You often hear that checking your credit report is a good idea. Your credit report is a summary of your various credit accounts and loans, and reviewing that report is important for a few reasons.

First, if your credit report contains errors, your credit score might take a hit, making it difficult to borrow money when you need to. Also, your credit report might alert you to fraudulent activity. If you access your credit report and notice a line of credit that you never opened, that's a red flag.

But as helpful as your credit report may be, there's one piece of information it won't give you -- your credit score. That may seem counterintuitive, but it's the reality.

So where can you access your credit score? You have options.

1. Check your credit card statement

Some credit card companies make consumer credit scores available to account holders. So your score may be available on your monthly statement or elsewhere in your online account.
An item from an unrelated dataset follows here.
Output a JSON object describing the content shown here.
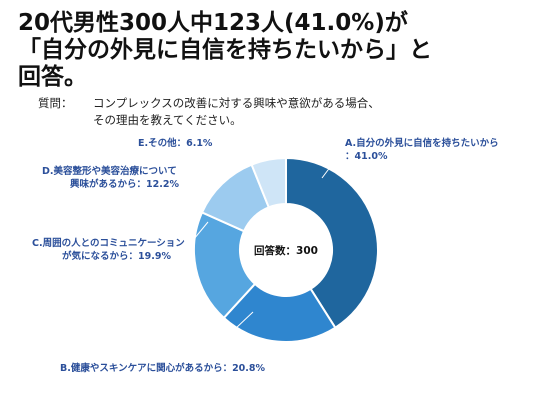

If not, there may be another way to get your score through your credit card issuer, so it's worth calling and asking.

2. Log into your bank account

Some banks offer customers access to their credit scores. You may see your score listed on your statements, or you may need to log into your bank account and follow steps to access that number there. If you're not sure whether your bank provides this benefit or don't know how to access it, make a quick phone call.

3. Use a credit score service

A simple Google search of "free credit score" should bring you to services that offer access to your credit score. Sometimes, there's a catch. You may, for example, need to sign up for a credit monitoring service that starts out free but charges you after a certain time. Pay attention to the details before entering your credit card number for payment.

4. Buy your score directly

Most of the time, when we talk about credit scores, we mean FICO scores. And you can buy your score directly from FICO for a modest fee if you don't have a way to access it for free.

It's definitely annoying that credit reports don't contain credit scores. But it's important that you maintain access to both pieces of data. Your credit score may give you a snapshot of how well you're doing credit-wise, but it won't clue you in if a fraudulent account has been opened in your name. Similarly, your credit report might contain key details about your credit history, but knowing your score is important, too, because it tells you whether the time is right to apply for a mortgage or other type of loan.

You can access your credit report for free once a year from each of the three major credit bureaus -- Experian, Equifax, and TransUnion. And right now, credit reports are free weekly through April 2022. If you can find a way to get your credit score for free, you'll have a more complete picture of your financial health without having to spend a dime. But even if you do have to spend a little, it may be more than worth it.